View Single Post
  #54  
Old 01-07-2017, 01:58 PM
Davis Webb Davis Webb is offline
Guest
 
Join Date: Nov 2011
Location: Toronto
Posts: 4,387
Default

Quote:
Originally Posted by Mandobart View Post
Yes, that's what the Django Fakebook is. Melodies are the easy part. As I stated in my original post "I feel totally lost with the jazz chords - its like learning to play guitar all over from scratch." The chord melody type of accompaniment is the tough part that I'm slowly learning.
I hear ya. I spent years listening to Montreal and Toronto jazz legends, Herbie Spanier and I were friends, he was my older mentor. Although a trumpet player, he jazz comped with chords on the piano in a way that made it hurt.

The basis of it is still melody, its having a melody in your head which you express with chords instead of notes, so leading notes and changes do the work. The only way I have seen anyone learn that is learning all inversions of chords up the neck then, instead of using a note (think about the opening phrase of "somewhere over the rainbow"), use the chord pattern to state the melody. There are a couple notes in every chord that will propel the melody forward, its simplifying the chords to their basic triads then adding tonal color with 9ths, 11ths, 13ths.

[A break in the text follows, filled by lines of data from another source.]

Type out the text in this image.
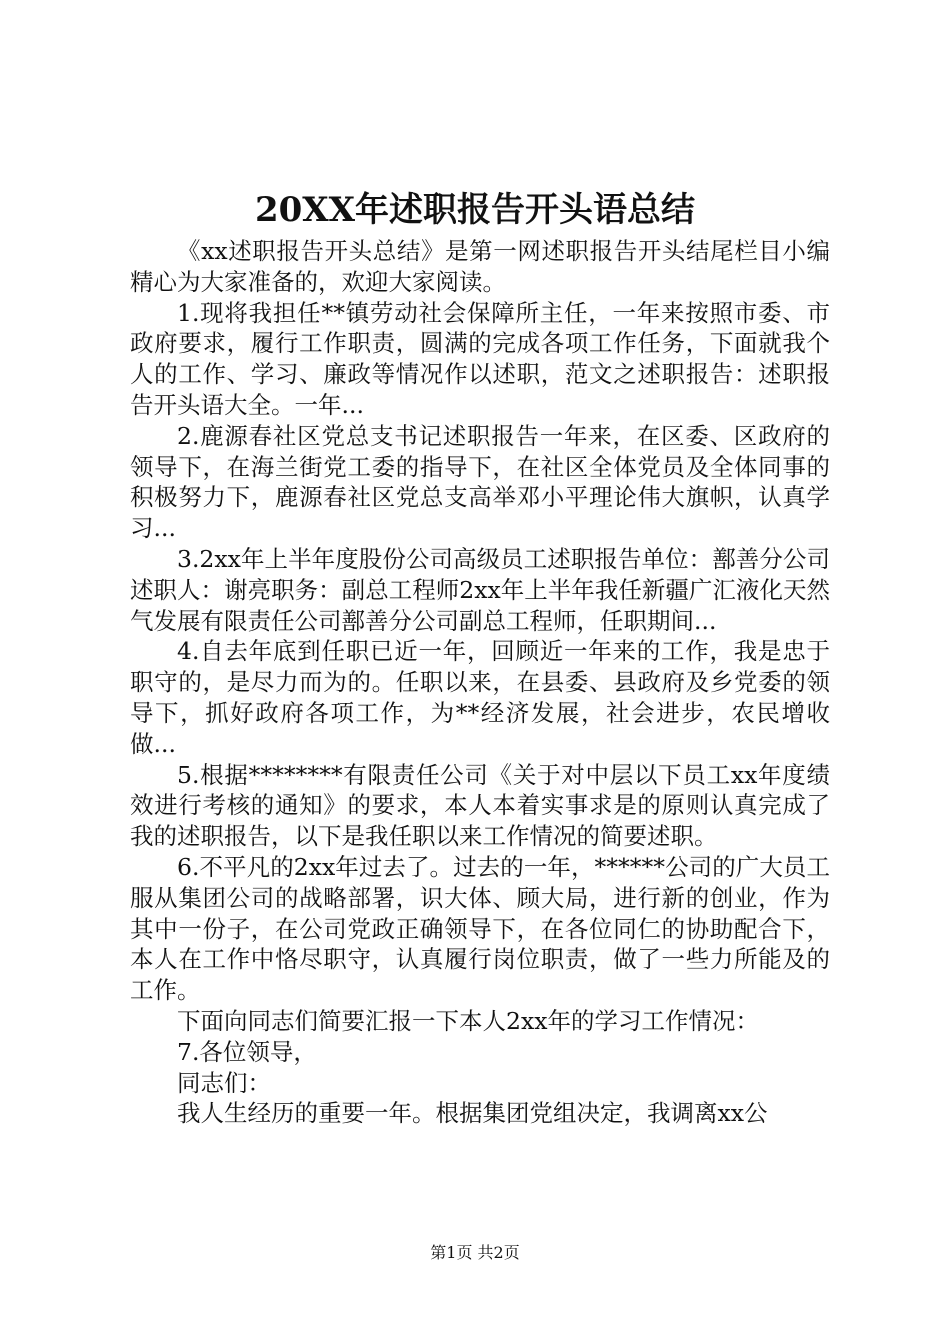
20XX年述职报告开头语总结

《xx述职报告开头总结》是第一网述职报告开头结尾栏目小编精心为大家准备的，欢迎大家阅读。

1.现将我担任**镇劳动社会保障所主任，一年来按照市委、市政府要求，履行工作职责，圆满的完成各项工作任务，下面就我个人的工作、学习、廉政等情况作以述职，范文之述职报告：述职报告开头语大全。一年...

2.鹿源春社区党总支书记述职报告一年来，在区委、区政府的领导下，在海兰街党工委的指导下，在社区全体党员及全体同事的积极努力下，鹿源春社区党总支高举邓小平理论伟大旗帜，认真学习...

3.2xx年上半年度股份公司高级员工述职报告单位：鄯善分公司述职人：谢亮职务：副总工程师2xx年上半年我任新疆广汇液化天然气发展有限责任公司鄯善分公司副总工程师，任职期间...

4.自去年底到任职已近一年，回顾近一年来的工作，我是忠于职守的，是尽力而为的。任职以来，在县委、县政府及乡党委的领导下，抓好政府各项工作，为**经济发展，社会进步，农民增收做...

5.根据********有限责任公司《关于对中层以下员工xx年度绩效进行考核的通知》的要求，本人本着实事求是的原则认真完成了我的述职报告，以下是我任职以来工作情况的简要述职。

6.不平凡的2xx年过去了。过去的一年，******公司的广大员工服从集团公司的战略部署，识大体、顾大局，进行新的创业，作为其中一份子，在公司党政正确领导下，在各位同仁的协助配合下，本人在工作中恪尽职守，认真履行岗位职责，做了一些力所能及的工作。

下面向同志们简要汇报一下本人2xx年的学习工作情况：

7.各位领导，

同志们：

我人生经历的重要一年。根据集团党组决定，我调离xx公

第1页 共2页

I wish you luck on this journey. I use chordal melody combined with lead work solo, one-man band stuff and I can only work well in certain keys. Mastering that fretboard is something that takes, I would say, personal instruction. I do not think it can be learned on your own. You need to copy experts. Copy....copy...copy..

Good luck! I only entered this discussion because I spent a lot of money on jazz classes over the years and without putting even MORE time into it, I had to stop. Country seems to work me well. I admire your drive. Yer gonna make it.